DOWNTIME - 26 December 2013
Sandhill Cranes at Sunset - Bosque Del Apache, NWR, New Mexico
I retired from the Air Force almost nine years ago after serving in the pressure-packed worlds of tactical aviation and experimental flight test. One of the last official duties I had was to say a few words to those gathered at my retirement ceremony. I chose two topics to talk about. The first I've spoken about already, "Who is going to replace you?" The second was about "downtime."
Some of you might wonder why I would spend some of my precious last few minutes in the Air Force talking about something we probably all do. Unfortunately, it's my experience lots of us DON'T take downtime. I know many high energy folks who haven't had a real vacation in years. It's almost a matter of pride that they turn in vacation time at the end of the year. For many of them, it's work, work, and more work. Symptoms of the lack of commitment to downtime are circumstances taking over and ruining tenuous plans for time off. This especially happens at the end of the year, the Christmas holiday season. Even though we might be on "vacation" at the end of the year, it may not be a recuperative time. The holidays can be a pain, in other words.

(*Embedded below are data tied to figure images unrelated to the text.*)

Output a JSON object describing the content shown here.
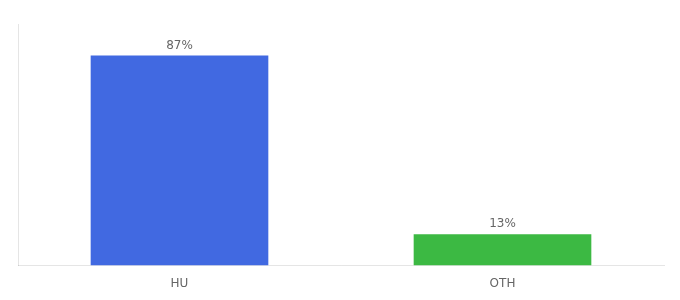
{
  "chart_data": {
    "type": "bar",
    "categories": [
      "HU",
      "OTH"
    ],
    "values": [
      87,
      13
    ],
    "value_labels": [
      "87%",
      "13%"
    ],
    "colors": [
      "#4169E1",
      "#3CB943"
    ],
    "ylim": [
      0,
      100
    ],
    "tick_labels": "x",
    "grid": false,
    "legend": false,
    "data_labels": true
  }
}
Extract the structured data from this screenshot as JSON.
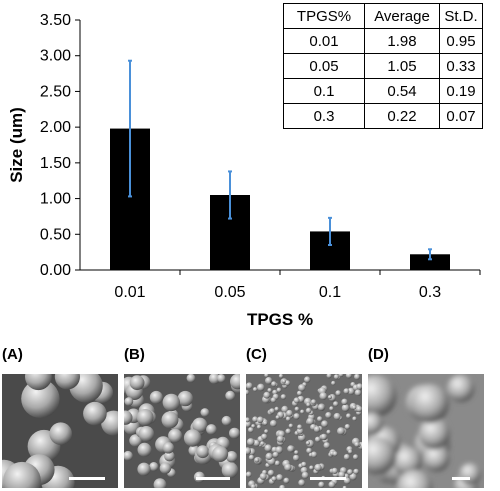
{
  "chart_data": {
    "type": "bar",
    "categories": [
      "0.01",
      "0.05",
      "0.1",
      "0.3"
    ],
    "values": [
      1.98,
      1.05,
      0.54,
      0.22
    ],
    "errors": [
      0.95,
      0.33,
      0.19,
      0.07
    ],
    "xlabel": "TPGS %",
    "ylabel": "Size (um)",
    "ylim": [
      0,
      3.5
    ],
    "yticks": [
      "0.00",
      "0.50",
      "1.00",
      "1.50",
      "2.00",
      "2.50",
      "3.00",
      "3.50"
    ],
    "bar_color": "#000000",
    "error_bar_color": "#4a90d9",
    "grid": false
  },
  "table": {
    "headers": [
      "TPGS%",
      "Average",
      "St.D."
    ],
    "rows": [
      [
        "0.01",
        "1.98",
        "0.95"
      ],
      [
        "0.05",
        "1.05",
        "0.33"
      ],
      [
        "0.1",
        "0.54",
        "0.19"
      ],
      [
        "0.3",
        "0.22",
        "0.07"
      ]
    ]
  },
  "panels": [
    {
      "label": "(A)"
    },
    {
      "label": "(B)"
    },
    {
      "label": "(C)"
    },
    {
      "label": "(D)"
    }
  ]
}
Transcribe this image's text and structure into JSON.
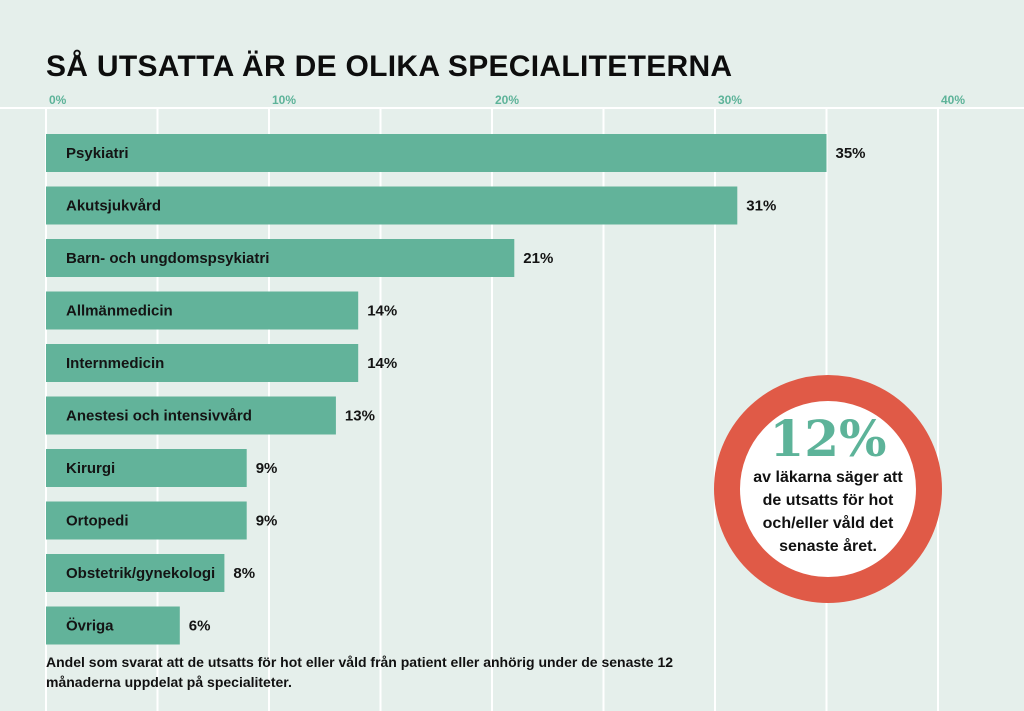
{
  "colors": {
    "background": "#e5efeb",
    "bar": "#62b39a",
    "axis_text": "#5db399",
    "grid": "#ffffff",
    "ring": "#e05a47",
    "big_number": "#5db399"
  },
  "chart_data": {
    "type": "bar",
    "orientation": "horizontal",
    "title": "SÅ UTSATTA ÄR DE OLIKA SPECIALITETERNA",
    "xlim": [
      0,
      40
    ],
    "x_ticks": [
      "0%",
      "10%",
      "20%",
      "30%",
      "40%"
    ],
    "x_tick_values": [
      0,
      10,
      20,
      30,
      40
    ],
    "x_axis_position": "top",
    "grid": true,
    "categories": [
      "Psykiatri",
      "Akutsjukvård",
      "Barn- och ungdomspsykiatri",
      "Allmänmedicin",
      "Internmedicin",
      "Anestesi och intensivvård",
      "Kirurgi",
      "Ortopedi",
      "Obstetrik/gynekologi",
      "Övriga"
    ],
    "values": [
      35,
      31,
      21,
      14,
      14,
      13,
      9,
      9,
      8,
      6
    ],
    "value_labels": [
      "35%",
      "31%",
      "21%",
      "14%",
      "14%",
      "13%",
      "9%",
      "9%",
      "8%",
      "6%"
    ]
  },
  "callout": {
    "big": "12%",
    "text": "av läkarna säger att de utsatts för hot och/eller våld det senaste året."
  },
  "footnote": "Andel som svarat att de utsatts för hot eller våld från patient eller anhörig under de senaste 12 månaderna uppdelat på specialiteter."
}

Why do I think it's important people take downtime? Because if all you do is what you do every single day, then all you'll ever be good at is what you do every single day. And, you're probably not getting any better at what you do. Taking downtime gives the opportunity to experience or at least diligently think about something other than work. Not only is it refreshing but it also opens the mind to horizons you might not see if you never took the time off.
A tiny version of downtime is day dreaming. Recent studies suggest day dreaming is a great opening to creativity. And creativity is a great opportunity to solve problems that otherwise wouldn't be solvable. Unlike some people, I do not believe downtime is optional for a healthy life style. It is of the utmost importance for the best and brightest of us.